A spokesperson for Scholz reiterated on Monday that the "clear goal" of the debate he had provoked on pensions was to nip "populist tendencies" in electoral competition in the bud.

In spite of highlighting the priority which Merkel attaches to the issue, her spokesperson Seibert noted on Monday that the chancellor would not intervene with the work of the independent expert commission.

Seibert noted that the 2020s in particular would become a critical period for the German social insurance system when a large number of citizens from the so-called post-war baby boomer generation are expected to retire.

Merkel's public statement on pensions underscores growing concern in Germany about the fiscal and economic consequences of demographic change.
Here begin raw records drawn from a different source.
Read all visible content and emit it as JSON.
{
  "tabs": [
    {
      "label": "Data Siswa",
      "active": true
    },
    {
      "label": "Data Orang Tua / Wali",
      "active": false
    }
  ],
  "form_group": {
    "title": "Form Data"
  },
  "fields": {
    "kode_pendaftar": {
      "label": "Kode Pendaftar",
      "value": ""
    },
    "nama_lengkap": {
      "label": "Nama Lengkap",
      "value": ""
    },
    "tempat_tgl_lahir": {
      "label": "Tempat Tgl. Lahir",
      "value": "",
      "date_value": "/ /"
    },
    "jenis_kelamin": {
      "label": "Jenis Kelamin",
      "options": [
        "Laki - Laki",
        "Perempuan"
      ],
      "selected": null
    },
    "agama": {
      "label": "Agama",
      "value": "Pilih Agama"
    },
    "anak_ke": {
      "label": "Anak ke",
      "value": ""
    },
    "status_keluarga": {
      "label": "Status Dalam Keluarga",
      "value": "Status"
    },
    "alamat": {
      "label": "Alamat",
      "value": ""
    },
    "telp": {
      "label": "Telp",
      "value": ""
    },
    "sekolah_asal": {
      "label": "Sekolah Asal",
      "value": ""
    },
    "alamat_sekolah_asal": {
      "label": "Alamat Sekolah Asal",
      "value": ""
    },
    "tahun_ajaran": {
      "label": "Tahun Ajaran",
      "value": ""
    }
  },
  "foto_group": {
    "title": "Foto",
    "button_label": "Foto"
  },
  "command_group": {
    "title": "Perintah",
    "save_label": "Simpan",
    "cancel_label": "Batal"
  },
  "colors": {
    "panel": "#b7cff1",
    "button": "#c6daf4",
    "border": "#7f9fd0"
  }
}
A recent study by the Bertelsmann Foundation found that nearly two thirds (65 percent) of Germans associate risks with an ageing population for themselves, including falling into old-age poverty, having to work longer and a need to pay higher salary contributions towards pension schemes.

"The survey clearly shows that citizens experience demographic change as a significant and far-reaching trend which will significantly influence the future of Germany," Bertelsmann demography expert Andre Schleiter explained.

Schleiter further highlighted that a failure to successfully manage demographic change was likely to result in an increase of social inequality in Germany.

Whereas policymakers and business representatives still regularly pointed to asylum seekers as a potential solution to severe labor shortages and low birth rates during the 2015 "refugee crisis", increasingly hostile attitudes on foreigners and the electoral rise of the Alternative for Germany (AfD) have since led Merkel to shift to a more restrictive stance on migration.

Instead, Berlin now places a greater emphasis on measures designed to encourage natives to have more children, such as expanding the availability of public childcare facilities.